The man stood and began to pace the small length of open floor in front of the couch. The movement kept him from descending into the fullness of the chocolate. He traveled back and forth, the hillside casting a backdrop to his struggle.
With the last slurp of chocolate the man breathed out satisfied. He was still securely tethered to everything he knew about himself and his purpose.
He glanced down at the remnants of ground cocoa at the bottom of the mug. There was something glistening amidst the sediment. He tilted the mug to catch the light. There they were. Shimmering specs in the muddy silt of the chocolate. He was about to try to retrieve one of the particles, when Señorita Coyo interrupted.
“Señor Zumárraga, La Madre will see you now.”
The man stood still. Stunned. What had she said? La Madre?
“Who will see me now?” he asked, with a bit too much urgency on his tongue.
Señorita Coyo was unphased. “La Doctora. La Doctora will see you now.”
“Is that what you said before?” the man asked accusingly.
He walked up to the reception desk.
“Who else would you be here to see?” she inquired with a smile. “Perhaps a little less chocolate for you next time, Señor?”

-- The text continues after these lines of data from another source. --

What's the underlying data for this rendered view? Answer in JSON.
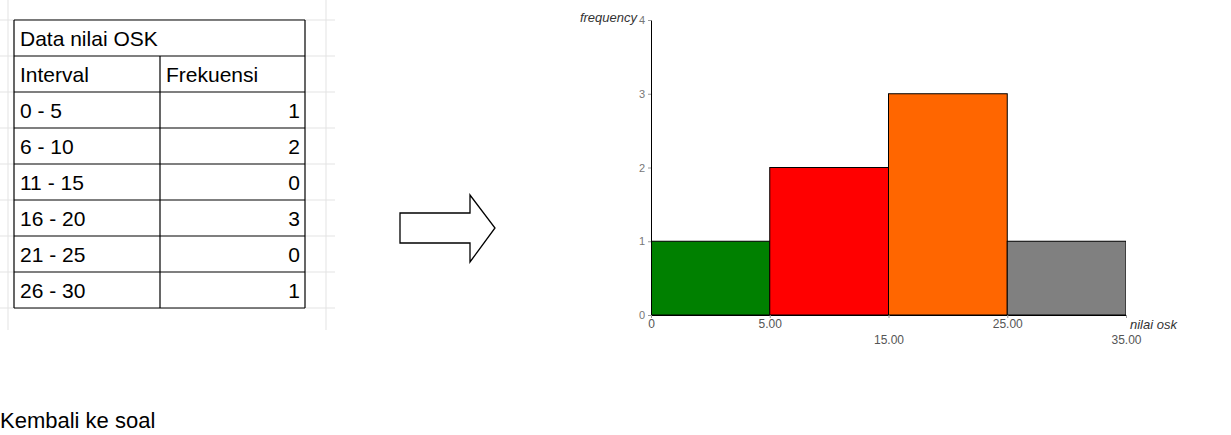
{
  "chart_data": {
    "type": "histogram",
    "x_label": "nilai osk",
    "y_label": "frequency",
    "bins": [
      0,
      5,
      15,
      25,
      35
    ],
    "values": [
      1,
      2,
      3,
      1
    ],
    "colors": [
      "#008000",
      "#ff0000",
      "#ff6600",
      "#808080"
    ],
    "xlim": [
      0,
      35
    ],
    "xticks": [
      0,
      {
        "value": 5,
        "label": "5.00"
      },
      {
        "value": 15,
        "label": "15.00"
      },
      {
        "value": 25,
        "label": "25.00"
      },
      {
        "value": 35,
        "label": "35.00"
      }
    ],
    "ylim": [
      0,
      4
    ],
    "yticks": [
      0,
      1,
      2,
      3,
      4
    ]
  },
  "table": {
    "title": "Data nilai OSK",
    "header": [
      "Interval",
      "Frekuensi"
    ],
    "rows": [
      [
        "0 - 5",
        1
      ],
      [
        "6 - 10",
        2
      ],
      [
        "11 - 15",
        0
      ],
      [
        "16 - 20",
        3
      ],
      [
        "21 - 25",
        0
      ],
      [
        "26 - 30",
        1
      ]
    ]
  },
  "footer": "Kembali ke soal"
}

The man handed her his emptied mug. He stopped.
“Did you add something glittery to the chocolate? Why does it sparkle at the bottom of the cup?”
“Oh that,” she waved her hand dismissively. “That’s just the mica from the pinch of dirt we add to each cup. It’s what makes the chocolate so irresistible.”
Dirt? The man felt his face redden. Dirt in his drink? Before he could utter another word, he heard his name from the back hallway.
The voice of La Doctora was at once steady and expansive. He heard her chuckling from the recesses of the office.
“Bring your inquisition directly to me, Señor.”
“Sí, Doctora,” he replied.
The man felt on the edge of forgetting again—a forgetting that was oddly similar to remembering.
He sheepishly smiled at Señorita Coyo. Then he turned and followed the voice that called to him.